Monday, September 08, 2008
John Mack's Old & Tired Ideas For 'Refocusing" Morgan Stanley
The weekend edition of the Wall Street Journal carried an article describing John Mack's efforts to 'refocus' Morgan Stanley.
The lead sentence in the piece tells you the trouble Mack is courting,
"For two weeks in July, Morgan Stanley Chief Executive John Mack moved into an office near the research analysts who work at the Wall Street firm's headquarters in New York's Times Square. He had two goals: boost morale in a unit hit hard by layoffs and figure out how to squeeze more value out of stock research."
John, do you recall a guy named Elliot Spitzer? Do you remember what he charged many Wall Street firms with doing? Including your own, Morgan Stanley, regarding Mary Meeker?
As I recall, Spitzer reached a major, sector-changing settlement with your firm, and others, for ....squeezing more value out of stock research!
Mostly by improperly attaching it to trading and investment banking, so access to star analysts, and their involvement in boosting firms underwritten by their own firms, shifted their work from independent, objective research, to mere marketing on behalf of clients and trading desks.
A friend of mine, formerly a senior communications systems management at Lehman, now at a major tech firm, confirmed this for me last summer. He regaled me with stories of 'research analysts' getting in on the pitch to prospective underwriting clients on how they would support the new client via opinions to institutional clients and their own trading desks.
This is the sort of thing that the storied settlement was supposed to change.
Now, John Mack is reportedly,
"Since having dinner with research division leaders and informal chats with analysts as part of his two-week immersion, Mr.

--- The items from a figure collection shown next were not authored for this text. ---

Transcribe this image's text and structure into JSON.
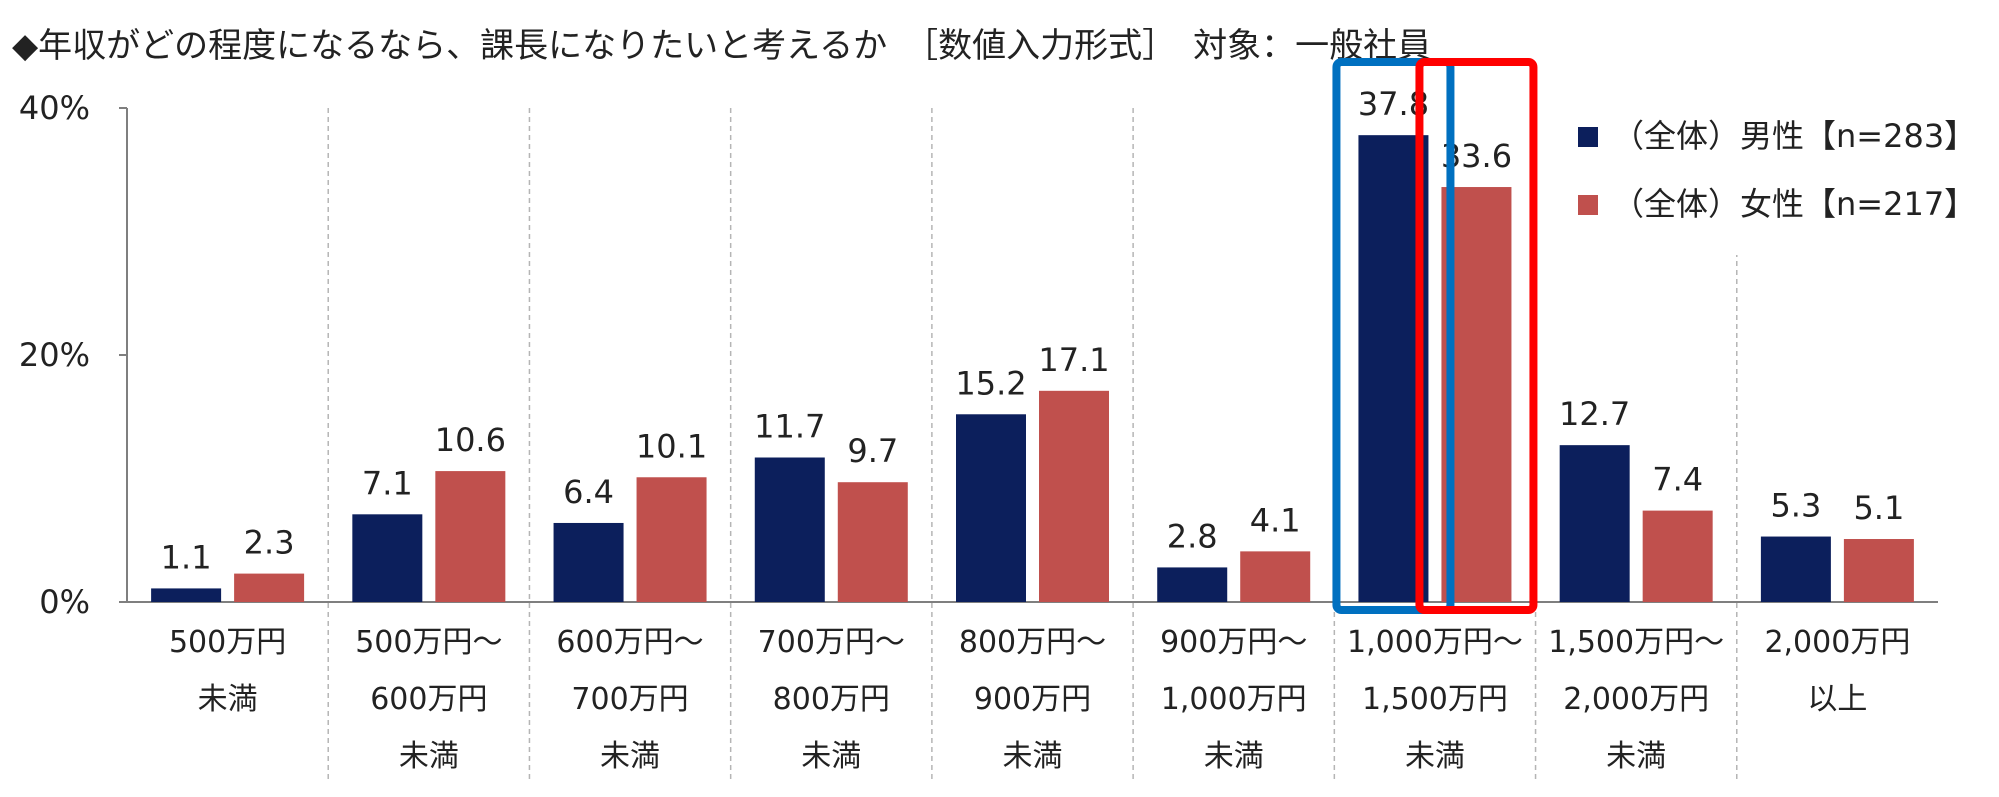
{
  "title": "◆年収がどの程度になるなら、課長になりたいと考えるか　［数値入力形式］　対象：一般社員",
  "chart_data": {
    "type": "bar",
    "title": "◆年収がどの程度になるなら、課長になりたいと考えるか　［数値入力形式］　対象：一般社員",
    "xlabel": "",
    "ylabel": "",
    "ylim": [
      0,
      40
    ],
    "y_ticks": [
      "0%",
      "20%",
      "40%"
    ],
    "y_tick_values": [
      0,
      20,
      40
    ],
    "categories": [
      [
        "500万円",
        "未満"
      ],
      [
        "500万円～",
        "600万円",
        "未満"
      ],
      [
        "600万円～",
        "700万円",
        "未満"
      ],
      [
        "700万円～",
        "800万円",
        "未満"
      ],
      [
        "800万円～",
        "900万円",
        "未満"
      ],
      [
        "900万円～",
        "1,000万円",
        "未満"
      ],
      [
        "1,000万円～",
        "1,500万円",
        "未満"
      ],
      [
        "1,500万円～",
        "2,000万円",
        "未満"
      ],
      [
        "2,000万円",
        "以上"
      ]
    ],
    "series": [
      {
        "name": "（全体）男性【n=283】",
        "color": "#0c1f5c",
        "values": [
          1.1,
          7.1,
          6.4,
          11.7,
          15.2,
          2.8,
          37.8,
          12.7,
          5.3
        ]
      },
      {
        "name": "（全体）女性【n=217】",
        "color": "#c0504d",
        "values": [
          2.3,
          10.6,
          10.1,
          9.7,
          17.1,
          4.1,
          33.6,
          7.4,
          5.1
        ]
      }
    ],
    "legend": "top-right",
    "highlights": [
      {
        "category_index": 6,
        "series_index": 0,
        "color": "#0070c0"
      },
      {
        "category_index": 6,
        "series_index": 1,
        "color": "#ff0000"
      }
    ]
  }
}
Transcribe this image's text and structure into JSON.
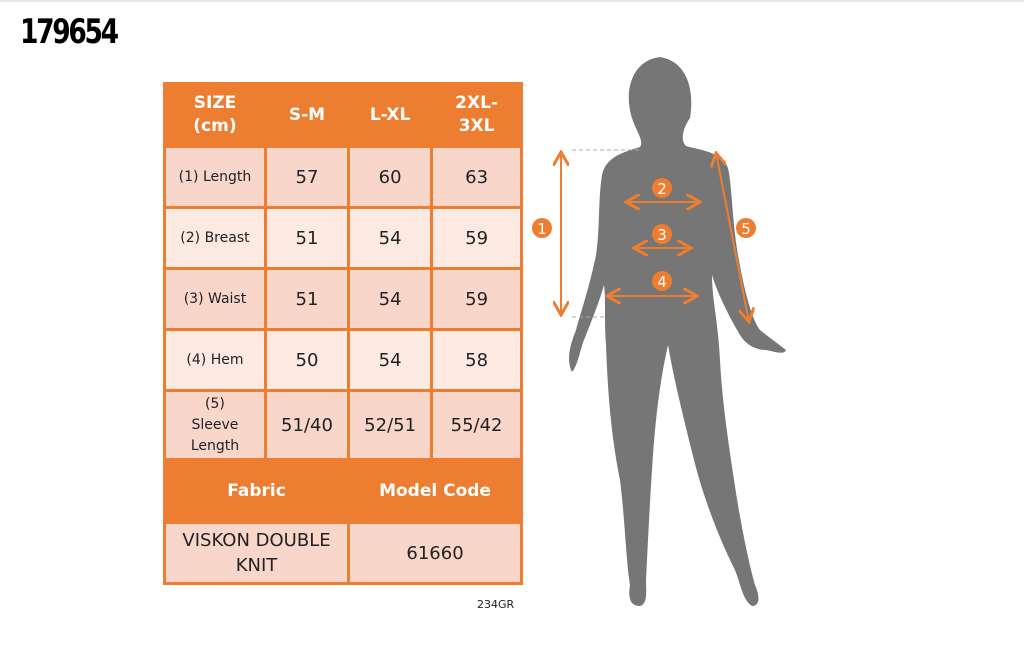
{
  "product_code": "179654",
  "table": {
    "header": [
      "SIZE (cm)",
      "S-M",
      "L-XL",
      "2XL-3XL"
    ],
    "rows": [
      {
        "label": "(1) Length",
        "values": [
          "57",
          "60",
          "63"
        ]
      },
      {
        "label": "(2) Breast",
        "values": [
          "51",
          "54",
          "59"
        ]
      },
      {
        "label": "(3) Waist",
        "values": [
          "51",
          "54",
          "59"
        ]
      },
      {
        "label": "(4) Hem",
        "values": [
          "50",
          "54",
          "58"
        ]
      },
      {
        "label": "(5) Sleeve Length",
        "values": [
          "51/40",
          "52/51",
          "55/42"
        ]
      }
    ],
    "fabric_label": "Fabric",
    "model_code_label": "Model Code",
    "fabric": "VISKON DOUBLE KNIT",
    "model_code": "61660"
  },
  "footer_code": "234GR",
  "markers": [
    "1",
    "2",
    "3",
    "4",
    "5"
  ],
  "colors": {
    "accent": "#ed7d31",
    "silhouette": "#767676",
    "row_dark": "#f8d6ca",
    "row_light": "#fce9e2"
  }
}
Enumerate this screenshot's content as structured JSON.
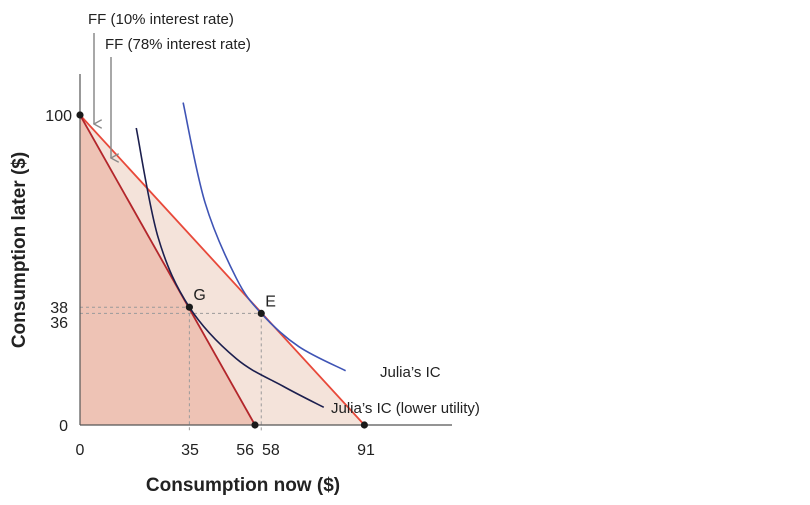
{
  "chart_data": {
    "type": "line",
    "xlabel": "Consumption now ($)",
    "ylabel": "Consumption later ($)",
    "xlim": [
      0,
      120
    ],
    "ylim": [
      0,
      110
    ],
    "x_ticks": [
      "0",
      "35",
      "56",
      "58",
      "91"
    ],
    "y_ticks": [
      "0",
      "36",
      "38",
      "100"
    ],
    "colors": {
      "ff_low_rate": "#e8493a",
      "ff_high_rate": "#b3262b",
      "fill_low_rate": "#f4e3da",
      "fill_high_rate": "#eec3b5",
      "ic_high": "#3f54b5",
      "ic_low": "#1c1f4e",
      "guide": "#9a9a9a"
    },
    "series": [
      {
        "name": "FF (10% interest rate)",
        "x": [
          0,
          91
        ],
        "y": [
          100,
          0
        ]
      },
      {
        "name": "FF (78% interest rate)",
        "x": [
          0,
          56
        ],
        "y": [
          100,
          0
        ]
      },
      {
        "name": "Julia’s IC",
        "x": [
          33,
          40,
          50,
          58,
          70,
          85
        ],
        "y": [
          104,
          71.8,
          47.4,
          36,
          25.3,
          17.5
        ]
      },
      {
        "name": "Julia’s IC (lower utility)",
        "x": [
          18,
          25,
          35,
          50,
          65,
          78
        ],
        "y": [
          95.8,
          60.5,
          38,
          21.4,
          12.5,
          5.7
        ]
      }
    ],
    "points": [
      {
        "label": "",
        "x": 0,
        "y": 100
      },
      {
        "label": "G",
        "x": 35,
        "y": 38
      },
      {
        "label": "E",
        "x": 58,
        "y": 36
      },
      {
        "label": "",
        "x": 56,
        "y": 0
      },
      {
        "label": "",
        "x": 91,
        "y": 0
      }
    ],
    "annotations": [
      {
        "text": "FF (10% interest rate)",
        "arrow_x": 4.5
      },
      {
        "text": "FF (78% interest rate)",
        "arrow_x": 10
      }
    ],
    "curve_labels": [
      "Julia’s IC",
      "Julia’s IC (lower utility)"
    ]
  }
}
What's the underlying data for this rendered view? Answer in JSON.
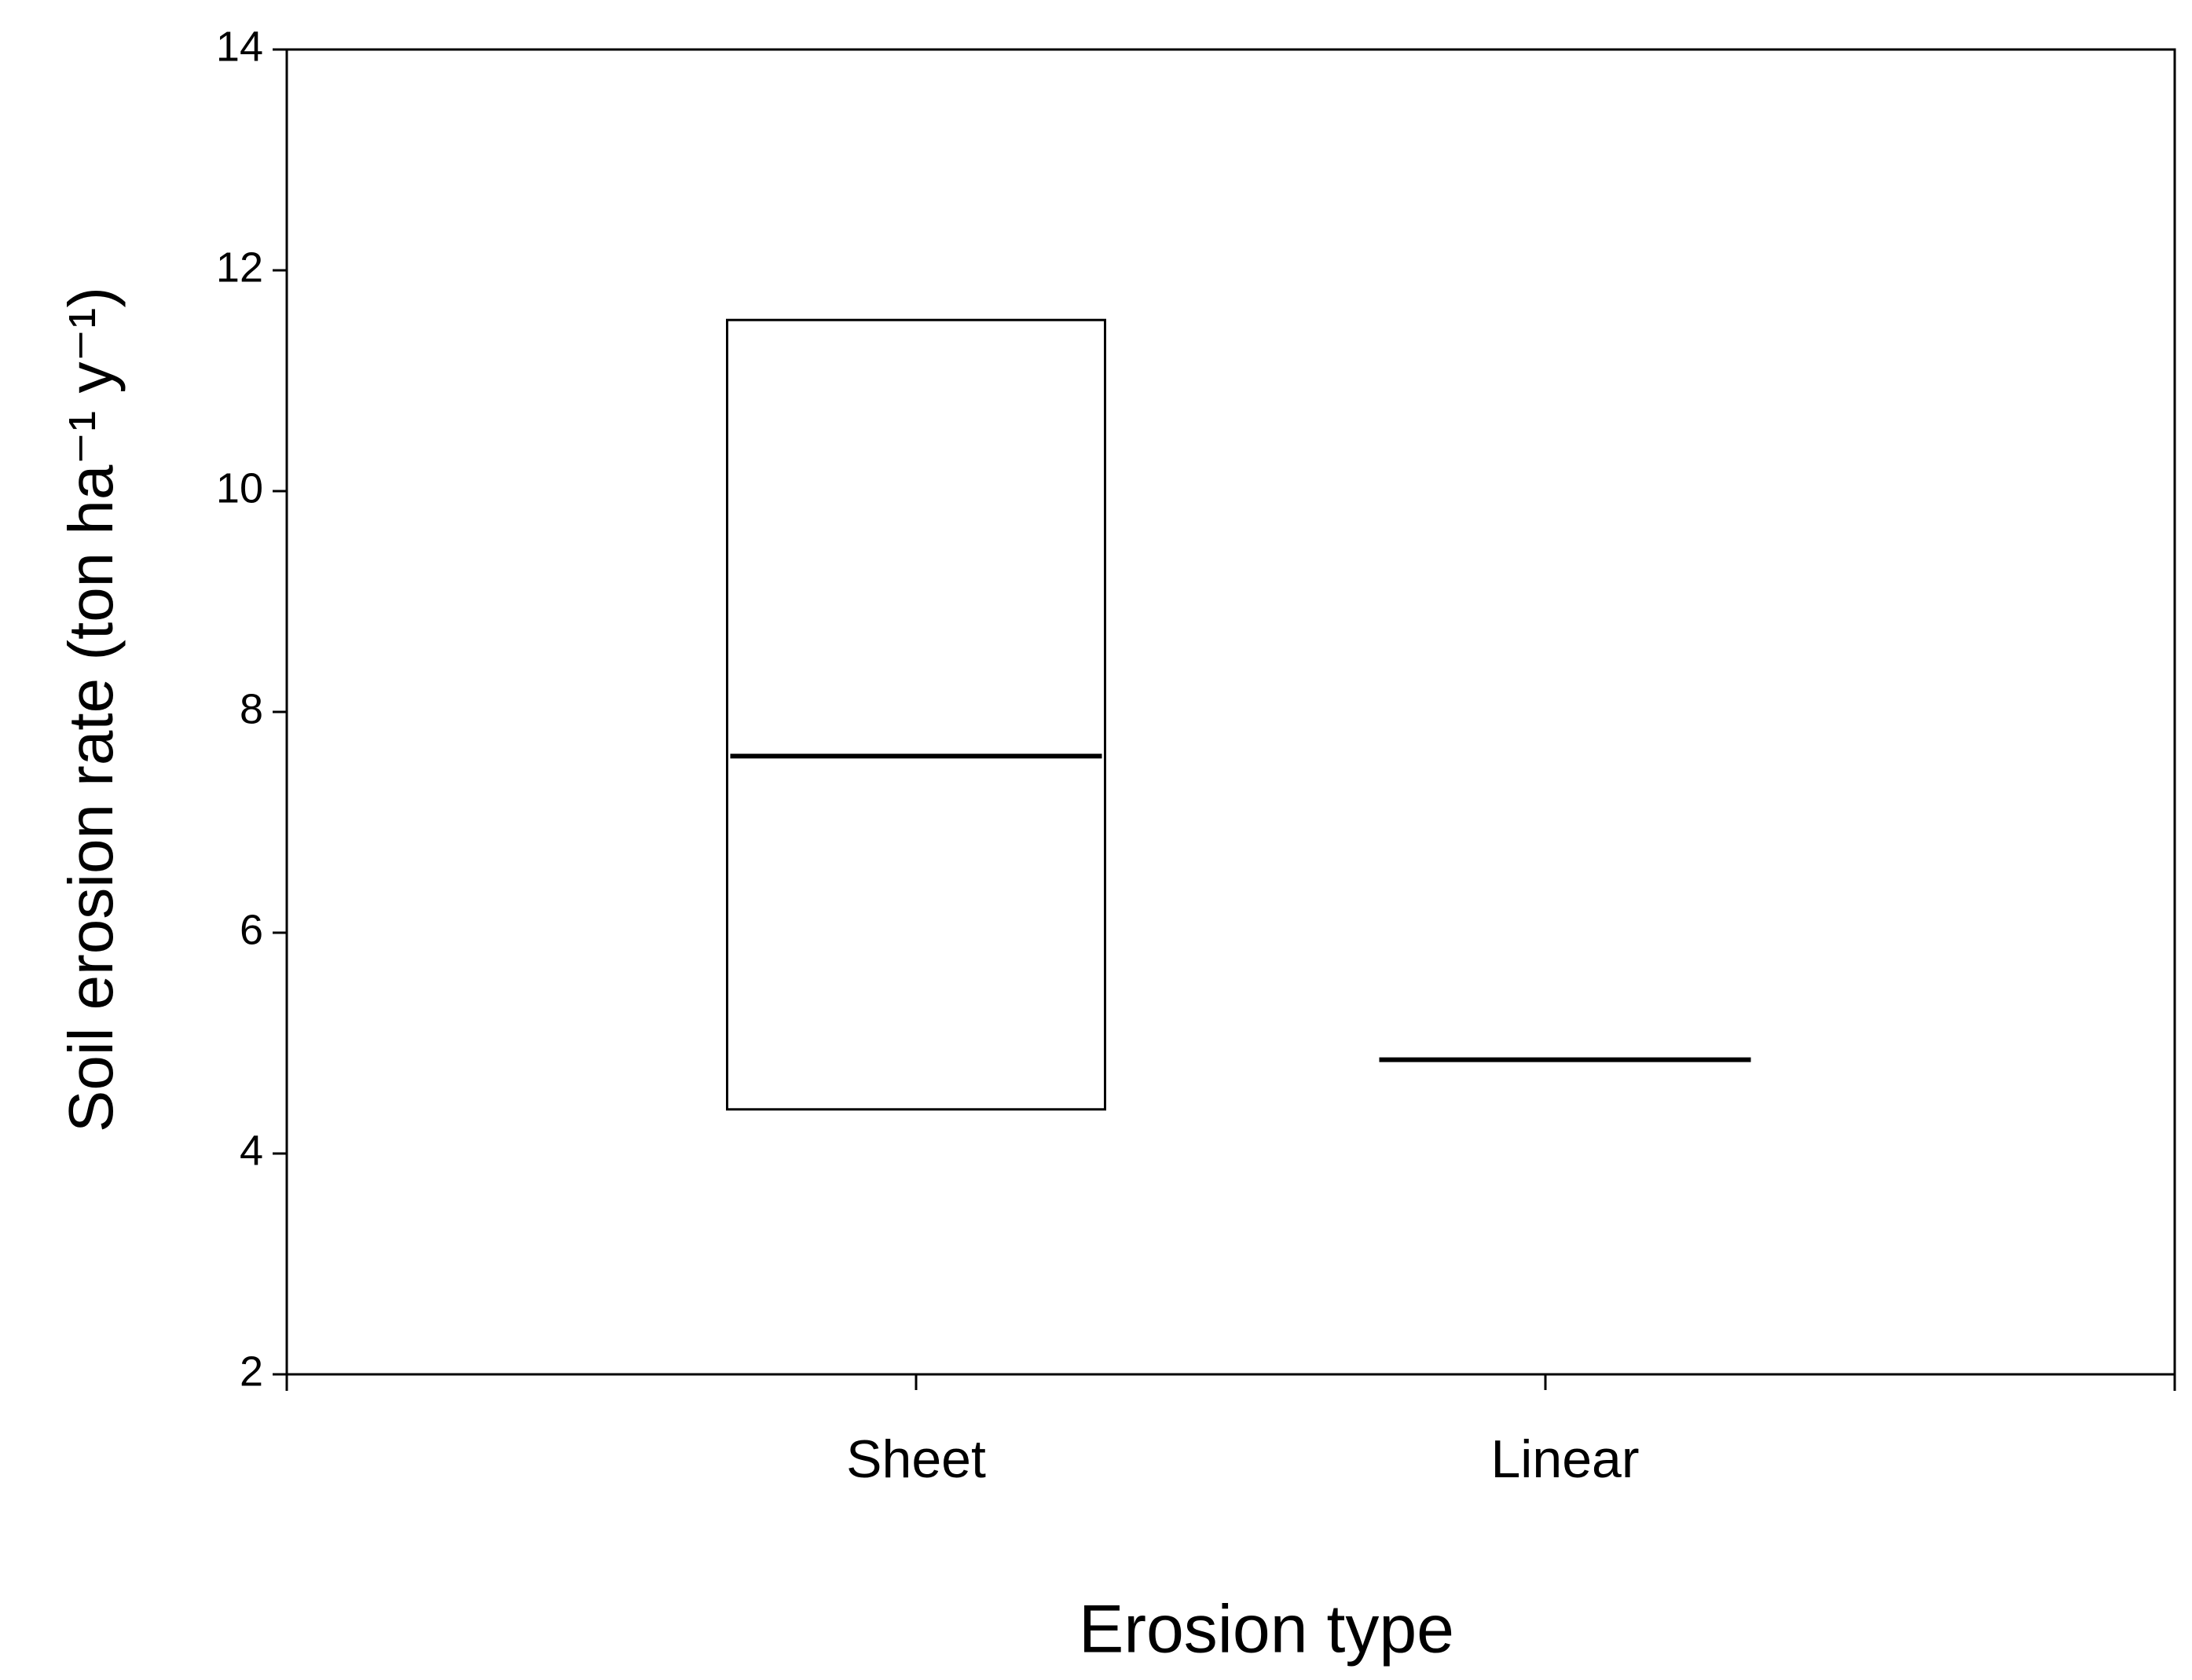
{
  "chart_data": {
    "type": "box",
    "x_label": "Erosion type",
    "y_label": "Soil erosion rate (ton ha⁻¹ y⁻¹)",
    "categories": [
      "Sheet",
      "Linear"
    ],
    "boxes": [
      {
        "q1": 4.4,
        "median": 7.6,
        "q3": 11.55
      },
      {
        "q1": 4.85,
        "median": 4.85,
        "q3": 4.85
      }
    ],
    "color": "#000000",
    "ylim": [
      2,
      14
    ],
    "yticks": [
      2,
      4,
      6,
      8,
      10,
      12,
      14
    ],
    "grid": false
  }
}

Mack has been talking with lieutenants about what should be changed in research. One challenge: quantifying the value generated by good ideas used by both the firm and its clients. The topic has come up several times at recent weekly management-committee meetings."
First, isn't that the holy grail of Wall Street? And has been since time immemorial? Please tell me, John, that you don't really think this is new ground you are plowing.
"Quantifying the value...." of research is the age old quest of brokerages trying to figure out what those expensive eggheads actually do to make money for the firm.
And, since the modern brokerage has three major businesses- institutional sales/trading, proprietary trading and underwriting- the analyst must be adding value to one or more of these, if s/he adding value at all.
The first and third businesses are exactly where Spitzer's hunt focused- improper use of analysts to win underwriting and then lever those products into institutional trading clients.
Using analysts to improve proprietary trading is, of course, an obvious path. But if this were simple and effective, wouldn't it already have been done? Then, again, the really good analysts, eventually, become money managers. So maybe that's not as simple as it seems. And it puts great pressure on analysts to produce consistently and well. Maybe that, too, doesn't work so well in practice as in theory.
It just strikes me, from the Journal article, that none of Mack's alleged new ideas is actually new at all. And if they are known to work, wouldn't the article note that, too?
As the nearby five year price chart for Morgan Stanley and the S&P500 Index indicates, it's been a terrible 18 months or so for Mack and his battered shareholders.
It seems to be another stumble of John Mack's on the long journey through the desert of bad performance on which he has led Morgan Stanley these past few years.